O terremoto teve outra repercussão em Minas. Um alvará régio de 1756 estabeleceu duas novas celebrações religiosas em todo o Império português: uma pelo Patrocínio de Nossa Senhora – “como protetora nossa assim no passado como no futuro contra os terremotos”; e outra por São Francisco de Borja, “invocado e venerado como patrono e protetor de seus reinos, e domínios, contra os terremotos”.


PERTO DE COMPLETAR 150 ANOS EM OLIVEIRA...

Com muitas histórias e tradições, Oliveira, no Centro-Oeste de Minas, vai restaurar duas joias do seu acervo cultural e religioso. Perto de completar 150 anos da chegada à cidade, provenientes do Porto, em Portugal, as imagens de Nossa Senhora das Dores e Nosso Senhor dos Passos, presentes nas cerimônias da Semana Santa, sofrem com acelerado processo de degradação no suporte e na policromia. Foram alvo de ataque de cupins e apresentam perdas, fissuras, descolamentos generalizados, manchas, desgastes e alterações cromáticas, diz o tesoureiro da Confraria das Dores, Antônio Carlos Barcelos. Esculpidas pelo português João d’Fonseca Lapa, as peças estão desde 1876 na Capela dos Passos, vinculada à Paróquia Nossa Senhora de Oliveira.


...IMAGENS BARROCAS SERÃO RESTAURADAS

A restauração das imagens de Nossa Senhora das Dores e Senhor dos Passos está orçada em R$ 33,7 mil, recurso obtido por meio de emenda parlamentar estadual, conta Antônio Carlos Barcelos. “O dinheiro já está numa conta específica da Prefeitura de Oliveira.
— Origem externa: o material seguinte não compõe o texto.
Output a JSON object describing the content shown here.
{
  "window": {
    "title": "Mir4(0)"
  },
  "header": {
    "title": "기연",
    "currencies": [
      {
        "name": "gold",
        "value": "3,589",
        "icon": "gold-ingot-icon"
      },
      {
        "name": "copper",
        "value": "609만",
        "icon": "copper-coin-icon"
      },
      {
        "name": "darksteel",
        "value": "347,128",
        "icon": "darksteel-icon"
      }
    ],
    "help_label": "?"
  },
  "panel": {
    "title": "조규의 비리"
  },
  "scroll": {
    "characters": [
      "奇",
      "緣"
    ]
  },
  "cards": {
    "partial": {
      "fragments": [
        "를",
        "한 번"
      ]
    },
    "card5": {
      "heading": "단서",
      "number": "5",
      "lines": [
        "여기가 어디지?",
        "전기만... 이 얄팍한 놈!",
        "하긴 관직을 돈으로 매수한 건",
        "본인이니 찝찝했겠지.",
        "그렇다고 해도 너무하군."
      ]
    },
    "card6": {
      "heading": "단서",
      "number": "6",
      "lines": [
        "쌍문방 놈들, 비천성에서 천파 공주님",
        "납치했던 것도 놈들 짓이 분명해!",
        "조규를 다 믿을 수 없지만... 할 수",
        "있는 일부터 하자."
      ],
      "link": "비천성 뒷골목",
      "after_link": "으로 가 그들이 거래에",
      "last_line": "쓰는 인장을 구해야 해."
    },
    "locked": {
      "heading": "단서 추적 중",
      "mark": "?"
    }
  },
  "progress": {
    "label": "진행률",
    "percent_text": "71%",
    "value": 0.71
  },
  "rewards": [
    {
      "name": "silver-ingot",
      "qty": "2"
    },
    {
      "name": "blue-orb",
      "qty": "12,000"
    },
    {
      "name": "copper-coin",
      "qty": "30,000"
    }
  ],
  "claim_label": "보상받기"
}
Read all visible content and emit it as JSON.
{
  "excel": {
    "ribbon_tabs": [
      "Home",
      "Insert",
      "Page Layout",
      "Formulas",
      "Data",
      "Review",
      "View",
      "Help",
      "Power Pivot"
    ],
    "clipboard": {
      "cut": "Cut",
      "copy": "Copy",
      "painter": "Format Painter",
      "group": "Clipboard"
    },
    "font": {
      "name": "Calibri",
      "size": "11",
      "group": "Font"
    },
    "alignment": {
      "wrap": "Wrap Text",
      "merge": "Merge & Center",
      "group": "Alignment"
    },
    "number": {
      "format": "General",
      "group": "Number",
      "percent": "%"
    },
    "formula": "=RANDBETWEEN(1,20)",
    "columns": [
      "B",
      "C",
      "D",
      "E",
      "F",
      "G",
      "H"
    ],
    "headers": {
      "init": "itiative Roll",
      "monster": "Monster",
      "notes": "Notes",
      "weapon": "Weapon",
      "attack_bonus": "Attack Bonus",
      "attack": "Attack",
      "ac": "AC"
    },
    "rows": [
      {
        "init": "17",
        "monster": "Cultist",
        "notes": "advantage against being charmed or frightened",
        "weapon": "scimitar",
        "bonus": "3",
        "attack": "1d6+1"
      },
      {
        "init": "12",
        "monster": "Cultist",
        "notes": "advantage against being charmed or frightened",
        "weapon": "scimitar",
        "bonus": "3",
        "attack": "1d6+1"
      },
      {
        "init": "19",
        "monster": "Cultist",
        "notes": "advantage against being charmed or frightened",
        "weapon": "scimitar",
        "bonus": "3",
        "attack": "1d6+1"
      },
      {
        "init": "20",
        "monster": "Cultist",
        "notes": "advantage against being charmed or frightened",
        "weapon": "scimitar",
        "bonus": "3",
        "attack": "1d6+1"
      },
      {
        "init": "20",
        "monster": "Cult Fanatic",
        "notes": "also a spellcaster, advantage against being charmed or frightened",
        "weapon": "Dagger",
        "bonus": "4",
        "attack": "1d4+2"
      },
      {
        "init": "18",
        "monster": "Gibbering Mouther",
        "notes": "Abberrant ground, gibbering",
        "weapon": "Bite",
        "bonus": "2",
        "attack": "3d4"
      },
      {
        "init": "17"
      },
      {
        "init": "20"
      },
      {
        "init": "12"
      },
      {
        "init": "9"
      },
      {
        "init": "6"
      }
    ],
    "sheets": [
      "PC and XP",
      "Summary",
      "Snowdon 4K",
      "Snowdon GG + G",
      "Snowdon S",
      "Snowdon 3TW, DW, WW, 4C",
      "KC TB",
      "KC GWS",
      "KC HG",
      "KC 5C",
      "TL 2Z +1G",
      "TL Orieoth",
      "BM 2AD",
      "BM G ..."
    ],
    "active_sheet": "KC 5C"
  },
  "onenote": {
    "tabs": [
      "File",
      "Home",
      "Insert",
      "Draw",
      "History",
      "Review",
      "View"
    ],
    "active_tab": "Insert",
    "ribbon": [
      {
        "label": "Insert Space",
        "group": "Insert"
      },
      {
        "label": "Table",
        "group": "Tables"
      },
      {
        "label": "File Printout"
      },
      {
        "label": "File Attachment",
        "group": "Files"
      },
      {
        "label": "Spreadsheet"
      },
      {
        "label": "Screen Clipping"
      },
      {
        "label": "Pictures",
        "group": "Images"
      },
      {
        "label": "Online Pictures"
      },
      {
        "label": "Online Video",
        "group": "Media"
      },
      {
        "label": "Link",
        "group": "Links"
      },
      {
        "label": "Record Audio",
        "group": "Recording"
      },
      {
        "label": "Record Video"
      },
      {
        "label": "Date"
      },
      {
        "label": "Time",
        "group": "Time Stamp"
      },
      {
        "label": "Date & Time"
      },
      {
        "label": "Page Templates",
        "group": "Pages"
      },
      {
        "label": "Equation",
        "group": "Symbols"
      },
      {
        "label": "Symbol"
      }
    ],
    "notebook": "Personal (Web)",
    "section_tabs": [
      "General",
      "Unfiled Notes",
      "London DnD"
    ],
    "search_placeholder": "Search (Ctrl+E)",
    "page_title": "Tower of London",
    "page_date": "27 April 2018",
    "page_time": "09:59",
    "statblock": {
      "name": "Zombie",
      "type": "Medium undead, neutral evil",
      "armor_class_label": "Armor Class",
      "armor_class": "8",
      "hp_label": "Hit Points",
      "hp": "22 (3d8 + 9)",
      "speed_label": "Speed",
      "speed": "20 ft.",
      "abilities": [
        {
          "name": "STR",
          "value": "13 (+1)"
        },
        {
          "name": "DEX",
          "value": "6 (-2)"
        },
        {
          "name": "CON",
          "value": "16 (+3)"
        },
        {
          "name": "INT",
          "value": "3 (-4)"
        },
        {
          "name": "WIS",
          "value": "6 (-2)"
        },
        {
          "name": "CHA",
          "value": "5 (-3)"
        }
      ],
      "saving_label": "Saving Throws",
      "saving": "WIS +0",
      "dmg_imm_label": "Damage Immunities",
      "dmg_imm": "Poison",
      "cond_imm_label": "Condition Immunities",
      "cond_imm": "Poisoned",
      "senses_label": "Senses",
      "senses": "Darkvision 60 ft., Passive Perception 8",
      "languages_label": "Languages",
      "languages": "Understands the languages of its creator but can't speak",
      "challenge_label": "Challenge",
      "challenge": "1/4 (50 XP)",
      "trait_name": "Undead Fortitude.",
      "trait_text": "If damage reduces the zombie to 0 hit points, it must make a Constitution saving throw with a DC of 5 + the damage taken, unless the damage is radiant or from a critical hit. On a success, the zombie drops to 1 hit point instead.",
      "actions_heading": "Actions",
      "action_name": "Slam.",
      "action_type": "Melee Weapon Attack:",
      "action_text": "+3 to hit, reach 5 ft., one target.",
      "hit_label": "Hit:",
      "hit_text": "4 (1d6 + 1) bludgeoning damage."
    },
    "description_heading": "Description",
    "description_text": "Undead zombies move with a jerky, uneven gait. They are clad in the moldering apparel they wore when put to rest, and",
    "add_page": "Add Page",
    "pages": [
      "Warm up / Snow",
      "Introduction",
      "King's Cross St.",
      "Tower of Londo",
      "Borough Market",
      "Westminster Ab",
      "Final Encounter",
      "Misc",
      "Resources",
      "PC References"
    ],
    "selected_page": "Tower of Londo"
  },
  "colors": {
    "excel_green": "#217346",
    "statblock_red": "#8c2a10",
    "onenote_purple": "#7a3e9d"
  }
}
Articulei com o deputado estadual Lucas Lasmar e consegui a destinação do valor para o restauro das peças sacras”, afirma Barcelos, que é tesoureiro da Confraria das Dores e vereador em Oliveira. A restauração será feita pelo especialista Carlos Magno de Araújo, de São João del-Rei. Com vasta experiência na área, Carlos Magno participou dos serviços executados na Matriz Nossa Senhora de Oliveira, em 1990. Por medida de segurança, o local do serviço não será divulgado.


PAREDE DA MEMÓRIA

BH de outros tempos. Vejam os detalhes deste retrato da capital em 24 de abril de 1970. Fusquinhas, jipe, Aero Willys, Karmann Ghia e uma lambreta estacionados, casal “na moda” da calça boca de sino, um senhor de chapéu, o viajante certamente saindo da rodoviária e a mulher se equilibrando sob as compras, enquanto a jovem anda apressadamente. A cena ocorre diante da então Secretaria de Estado da Agricultura, Pecuária e Abastecimento, na Praça Rio Branco, no Centro. O prédio teve sua construção iniciada há 100 anos para ser alfândega, e ficava bem ao lado do Mercado Municipal, já demolido. Tombada pelo Iepha-MG em 1988 e pelo Conselho Deliberativo Municipal do Patrimônio Cultural, em 1995, a imponente construção já sediou a Secretaria de Estado de Turismo (2000) e, há 10 anos, sedia a 1ª Região Integrada de Segurança Pública da Capital (1ª Risp).


PRESENTE PARA O PAPA

Na sua recente visita ao Vaticano, o governador Romeu Zema presenteou o papa Leão XIV com um terço feito com delicadas flores de palma barroca. A peça, única e carregada de simbolismo, foi confeccionada por um grupo de cinco artesãs sabarenses: Dirleia Neves Peixoto, Hercilia Herculano, Luciana Ferreira, Neuza Chagas e Simone Pita, a convite da Secretaria de Estado de Cultura de Minas Gerais. No encontro com o sumo pontífice, Zema destacou a qualidade e a tradição do artesanato da tricentenária cidade. Tendo como matéria-prima papel e tecido, e usada originalmente em celebrações religiosas, a palma barroca é uma herança do período colonial mineiro.


EDUCAÇÃO PATRIMONIAL

No mês das crianças e dos professores, escolas mineiras festejam alunos e docentes e promovem atividades envolvendo a educação patrimonial, tanto em sala de aula como ao ar livre. No Serro, há oficinas, visitas guiadas e outras ações coordenadas pela Secretaria Municipal de Cultura, Turismo e Patrimônio. Como objetivo, fortalecer os laços da comunidade com a história local, a identidade e os bens materiais e imateriais. Com os mestres, a garotada conheceu mais sobre os monumentos, aprendeu sobre os antepassados e viu que, com respeito e zelo, é possível deixar um legado valioso às futuras gerações.


ARQUIVO PÚBLICO

Na comemoração dos seus 130 anos, o Arquivo Público Mineiro (APM), em BH, recebeu homenagem do Instituto Histórico e Geográfico de Minas Gerais (IHGMG). No sábado (25), houve solenidade especial com palestra e participação de associados e convidados. Criado em 1895 e vinculado à Secretaria de Estado de Cultura e Turismo, o APM tem a responsabilidade de planejar, executar e promover políticas de gestão, guarda, preservação e difusão de documentos públicos e privados de interesse histórico e social. Com vasto acervo que abrange do período colonial ao século 21, ele se consolidou como referência nacional em pesquisa histórica, arquivologia e gestão documental.